What if you could predict which drivers in your fleet are the most likely to be involved in a crash? You could intervene with them ahead of time, address risky behaviors, offer remedial training, and potentially prevent that crash from occurring. That would be a pretty powerful tool, and it’s actually not at all far-fetched or unattainable.
The American Transportation Research Institute (ATRI) recently updated its Predicting Truck Crash Involvement report. The crash predictor report aims to predict future crash involvement based on historical data. The 62-page report offers a comprehensive look at the driver behaviors that are the leading indicators of a driver’s likelihood of future crash involvement.
Did you know a driver who has committed a reckless driving violation is 114% more likely to be involved in a crash than one without such a violation? Failure to yield the right of way violations also more than doubled the likelihood of the driver being involved in a crash.
Eight other violations had a significant relationship with future crash likelihood, including: failure to keep in proper lane; failure to use signal; involvement in a past crash; improper lane violations; reckless/careless/inattentive/negligent driving; improper or erratic lane change; and hours-of-service violations.
Surprisingly, speeding violations were well down the list, with drivers convicted of speeding increasing their likelihood of being involved in a crash by just 45%.
Another interesting finding was that female drivers were less likely to engage in risky driving behaviors than males; this was consistent across all statistically significant behaviors. But women accounted for just 2.45% of all drivers included in the study. Age also played a role in a driver’s likelihood to engage in risky behavior.

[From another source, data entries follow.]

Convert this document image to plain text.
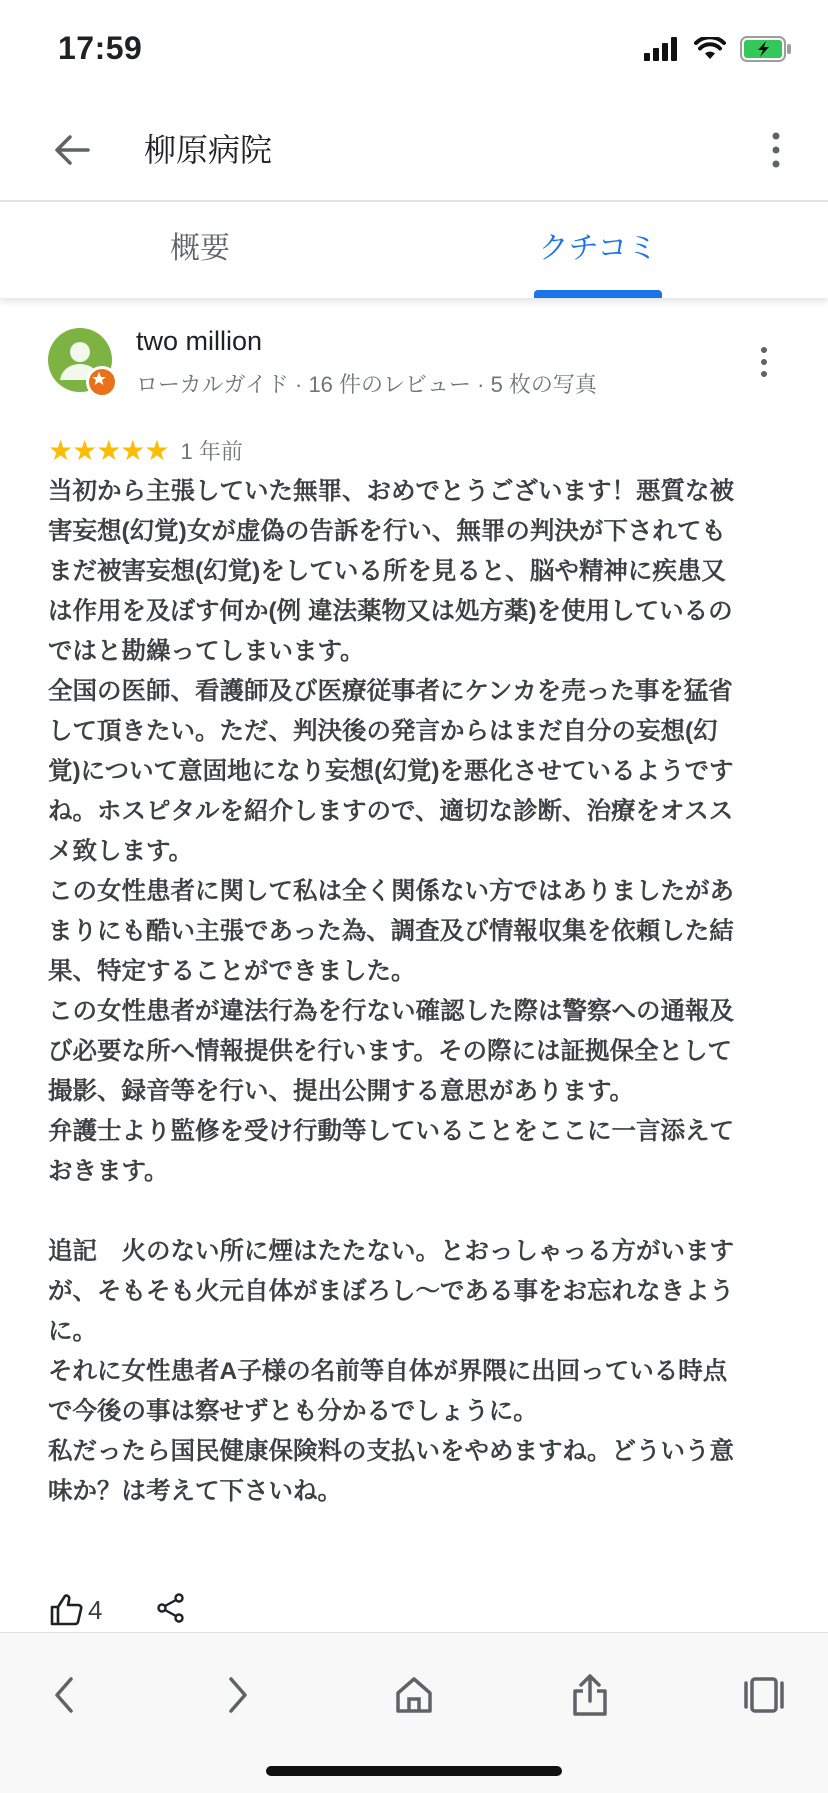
17:59
柳原病院
概要	クチコミ
two million
ローカルガイド · 16 件のレビュー · 5 枚の写真
★★★★★ 1 年前

当初から主張していた無罪、おめでとうございます！悪質な被害妄想(幻覚)女が虚偽の告訴を行い、無罪の判決が下されてもまだ被害妄想(幻覚)をしている所を見ると、脳や精神に疾患又は作用を及ぼす何か(例 違法薬物又は処方薬)を使用しているのではと勘繰ってしまいます。

全国の医師、看護師及び医療従事者にケンカを売った事を猛省して頂きたい。ただ、判決後の発言からはまだ自分の妄想(幻覚)について意固地になり妄想(幻覚)を悪化させているようですね。ホスピタルを紹介しますので、適切な診断、治療をオススメ致します。

この女性患者に関して私は全く関係ない方ではありましたがあまりにも酷い主張であった為、調査及び情報収集を依頼した結果、特定することができました。

この女性患者が違法行為を行ない確認した際は警察への通報及び必要な所へ情報提供を行います。その際には証拠保全として撮影、録音等を行い、提出公開する意思があります。

弁護士より監修を受け行動等していることをここに一言添えておきます。

追記　火のない所に煙はたたない。とおっしゃっる方がいますが、そもそも火元自体がまぼろし〜である事をお忘れなきように。

それに女性患者A子様の名前等自体が界隈に出回っている時点で今後の事は察せずとも分かるでしょうに。

私だったら国民健康保険料の支払いをやめますね。どういう意味か？は考えて下さいね。

4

The entire report is chock full of interesting data, which can – and should – be used by fleets to refine their hiring and training protocols. Commercial vehicle enforcement agencies are already using the data to modify their enforcement policies, according to the report.
“Members of the commercial motor vehicle enforcement community interviewed for this analysis stated that their agency has shifted focus toward those driver behaviors with a stronger relationship to crash risk,” the report reads.
While the crash predictor report draws on data from the U.S., I think it’s safe to say driver behaviors between U.S. and Canadian drivers do not differ drastically. A total of 439,260 drivers were included in the study, so the sample size is also significant. The full report can be downloaded from www.atri-online.org.